Provides monitoring and alerting for agent abnormal behavior metrics with Prometheus and Grafana support, including P99 latency, error rates, anomaly detection, and custom alert rules.
Monitor and alert agent abnormal behavior metrics with Prometheus and Grafana support.
const monitor = require('./skills/agent-metrics-monitor');
// Create metrics collector
const collector = monitor.createMetricsCollector({ serviceName: 'my-agent' });
// Record latency
collector.recordLatency('tool_call', 150);
collector.recordLatency('tool_call', 250);
// Record errors and successes
collector.recordError('tool_call', 'timeout');
collector.recordSuccess('tool_call');
// Get error rate
console.log('Error rate:', collector.getErrorRate('tool_call'));
// Export Prometheus format
console.log(collector.exportPrometheus());
// Generate Grafana dashboard
const dashboard = collector.generateGrafanaDashboard({ title: 'My Agent' });
createMetricsCollector(options)Create a metrics collector instance.

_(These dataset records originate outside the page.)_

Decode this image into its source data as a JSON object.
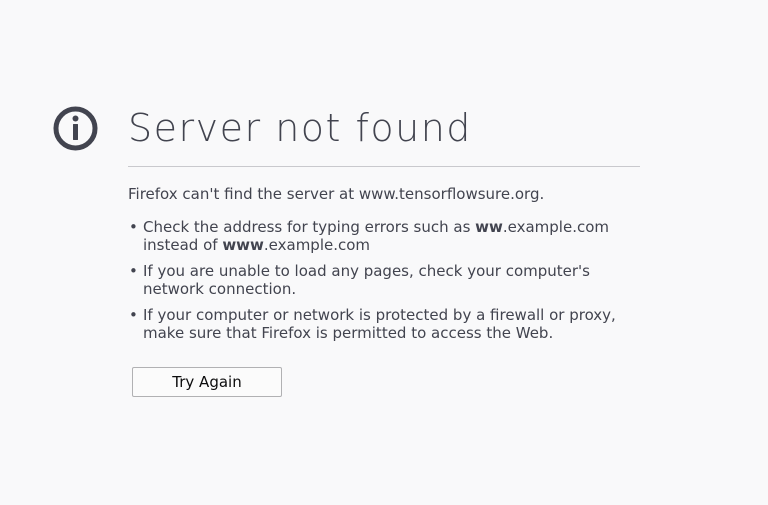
{
  "icon": "info-circle-icon",
  "title": "Server not found",
  "description": "Firefox can't find the server at www.tensorflowsure.org.",
  "tips": [
    {
      "line1_pre": "Check the address for typing errors such as ",
      "line1_bold": "ww",
      "line1_post": ".example.com",
      "line2_pre": "instead of ",
      "line2_bold": "www",
      "line2_post": ".example.com"
    },
    {
      "line1": "If you are unable to load any pages, check your computer's",
      "line2": "network connection."
    },
    {
      "line1": "If your computer or network is protected by a firewall or proxy,",
      "line2": "make sure that Firefox is permitted to access the Web."
    }
  ],
  "try_again_label": "Try Again",
  "colors": {
    "text": "#42444f",
    "background": "#f9f9fa",
    "rule": "#c9c9cd"
  }
}
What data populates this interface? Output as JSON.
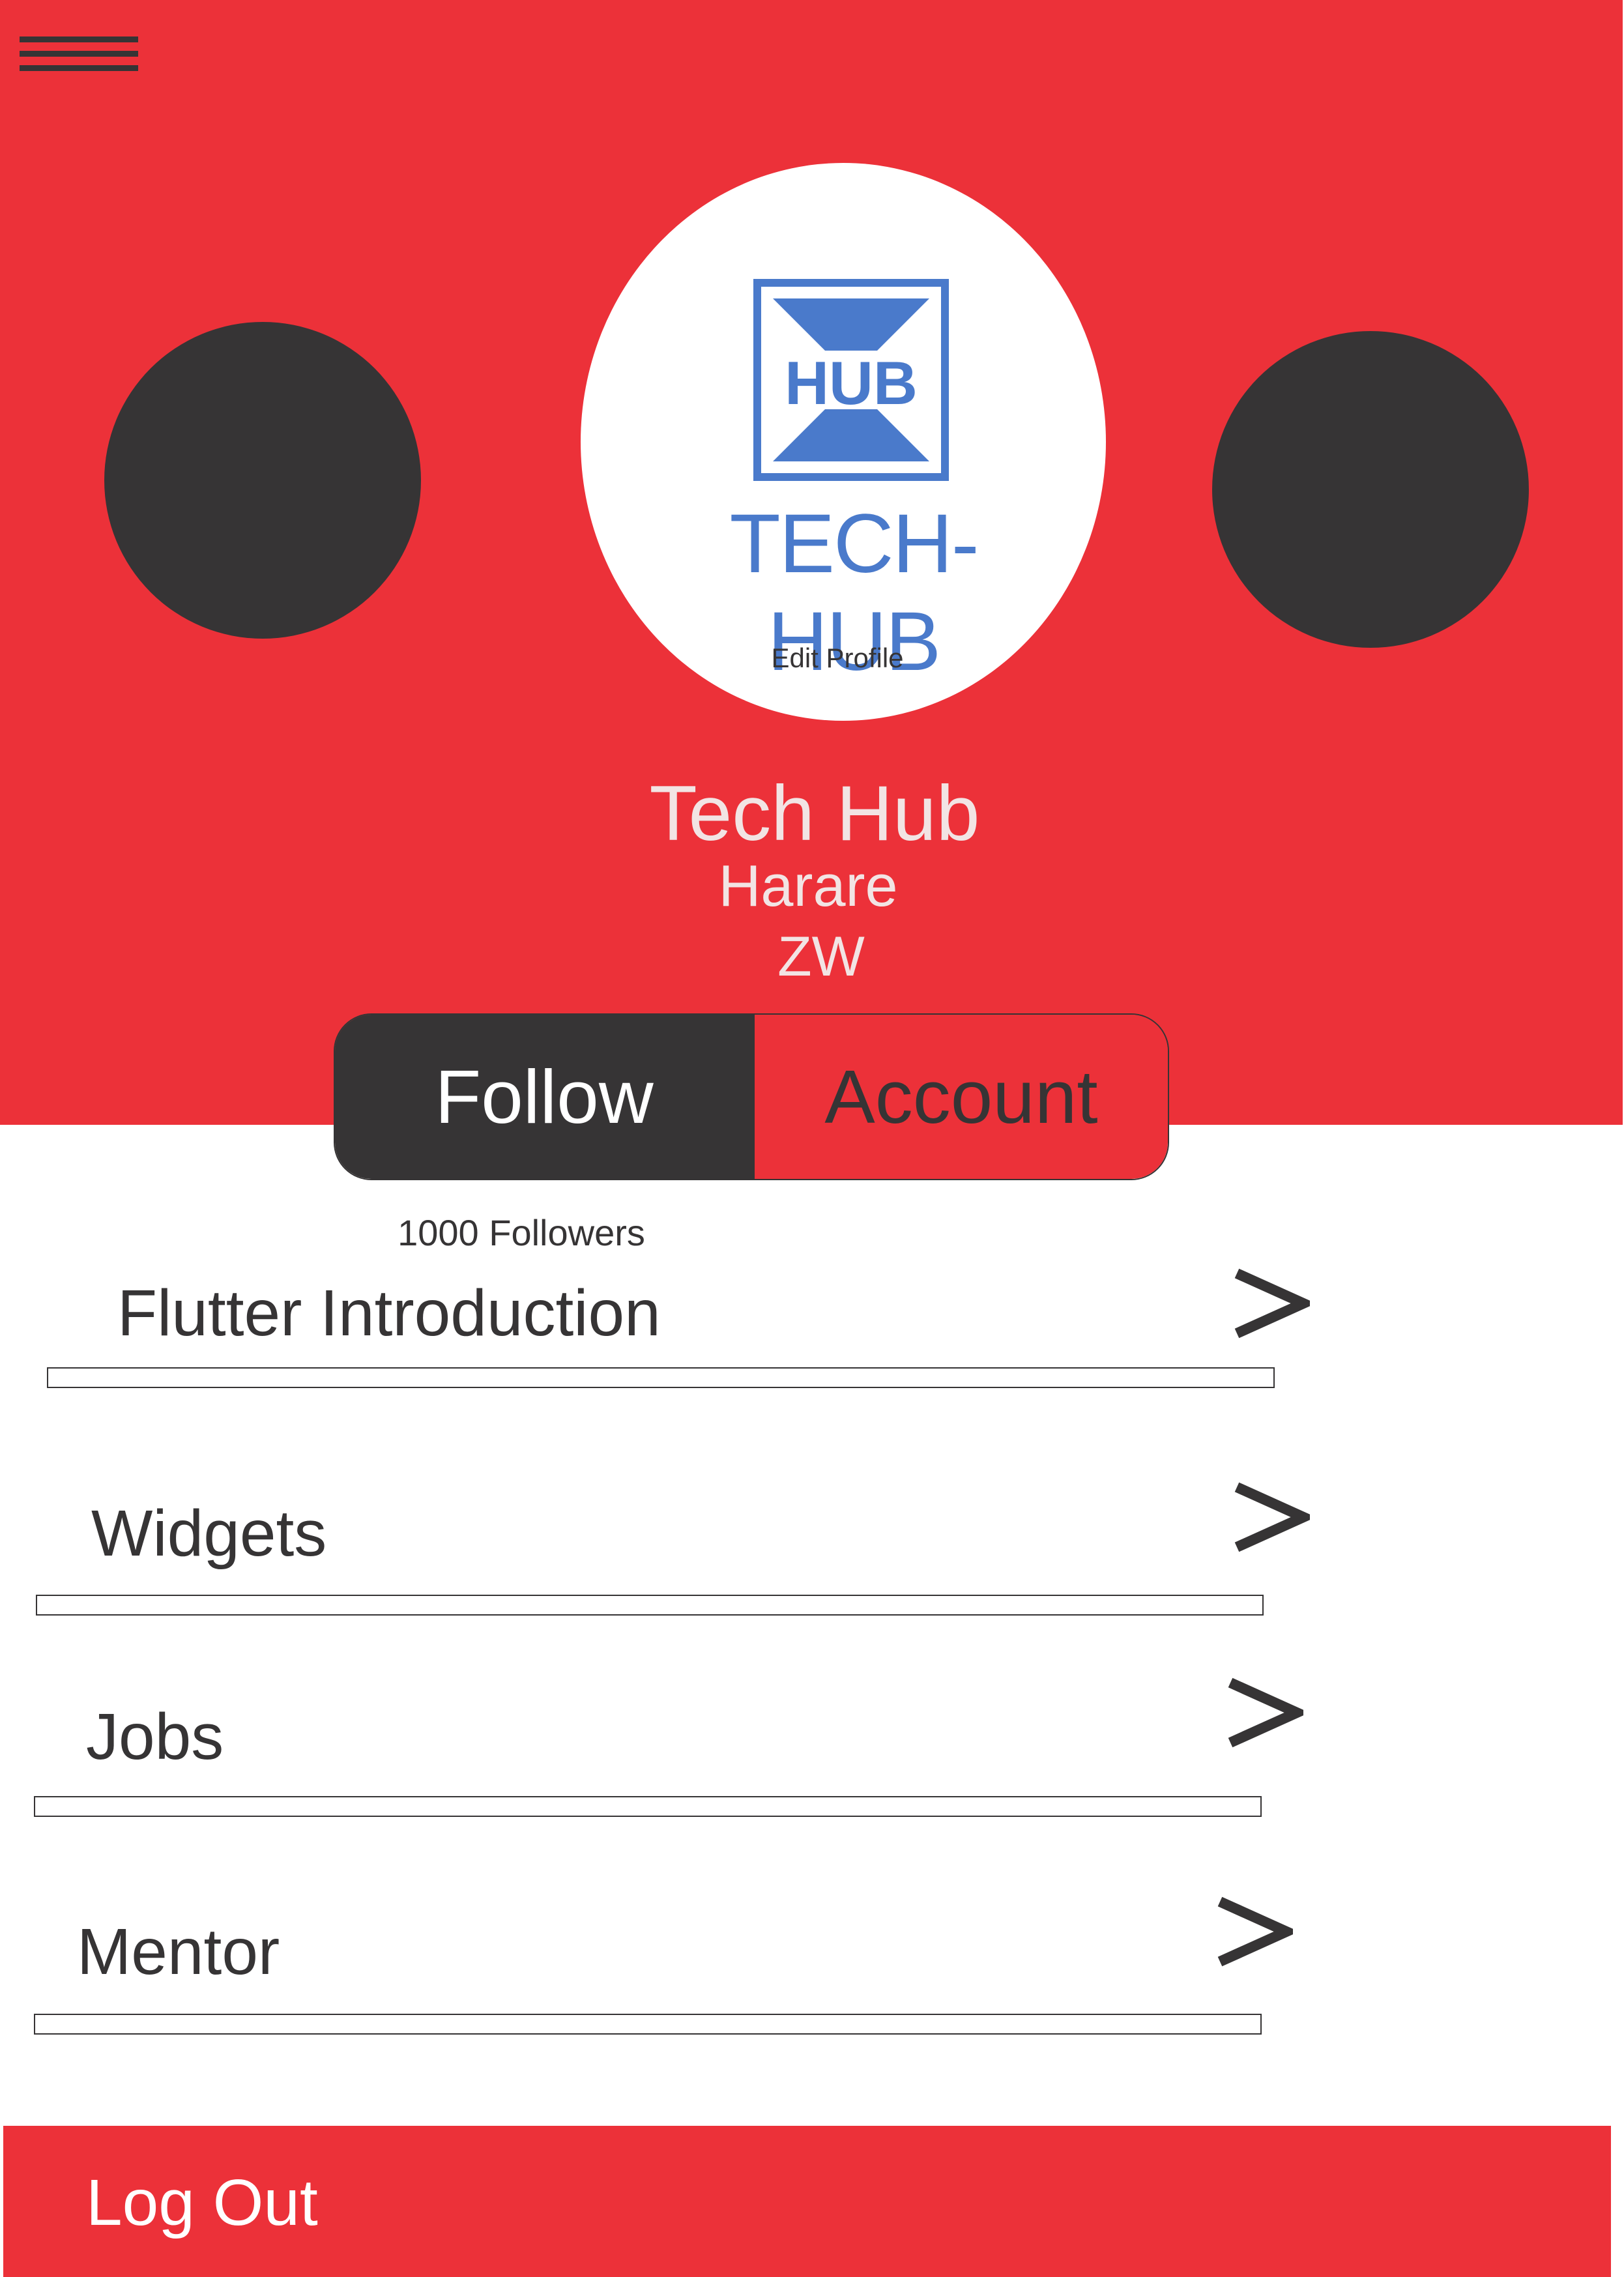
{
  "colors": {
    "brand_red": "#ec3139",
    "dark": "#363435",
    "logo_blue": "#4a7acb",
    "light_text": "#f2e4e4"
  },
  "header": {
    "menu_icon": "hamburger-menu-icon"
  },
  "profile": {
    "logo_badge": "HUB",
    "logo_text": "TECH-HUB",
    "edit_label": "Edit Profile",
    "name": "Tech Hub",
    "city": "Harare",
    "country": "ZW"
  },
  "actions": {
    "follow_label": "Follow",
    "account_label": "Account"
  },
  "stats": {
    "followers": "1000 Followers"
  },
  "menu": {
    "items": [
      {
        "label": "Flutter Introduction",
        "icon": "chevron-right-icon"
      },
      {
        "label": "Widgets",
        "icon": "chevron-right-icon"
      },
      {
        "label": "Jobs",
        "icon": "chevron-right-icon"
      },
      {
        "label": "Mentor",
        "icon": "chevron-right-icon"
      }
    ]
  },
  "footer": {
    "logout_label": "Log Out"
  }
}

const collector = monitor.createMetricsCollector({
serviceName: 'my-agent',
prefix: 'agent',
timeSeries: {
maxPoints: 10000,
retentionMs: 86400000 // 24 hours
}
});
createHistogram(options)Create a histogram for latency tracking.
const hist = monitor.createHistogram({
buckets: [1, 5, 10, 25, 50, 100, 250, 500, 1000, 2500, 5000, 10000],
maxValues: 10000
});
hist.observe(150);
console.log('P99:', hist.p99());
console.log('P95:', hist.p95());
console.log('P50:', hist.p50());
createCounter(name, labels)Create a counter for tracking occurrences.
const counter = monitor.createCounter('requests_total', { service: 'api' });
counter.inc();
counter.inc(5);
console.log(counter.get()); // 6
createGauge(name, labels)Create a gauge for point-in-time values.
const gauge = monitor.createGauge('active_connections', { host: 'localhost' });
gauge.set(10);
gauge.inc();
gauge.dec();
console.log(gauge.get()); // 10
createAlertRule(options)Create an alert rule.
const rule = monitor.createAlertRule({
name: 'high_error_rate',
metric: 'error_rate',
condition: 'gt', // 'gt', 'lt', 'eq', 'gte', 'lte'
threshold: 0.05,
duration: 60000, // 1 minute
severity: 'warning', // 'info', 'warning', 'critical'
message: 'Error rate exceeds 5%'
});
createAnomalyDetector(options)Create an anomaly detector.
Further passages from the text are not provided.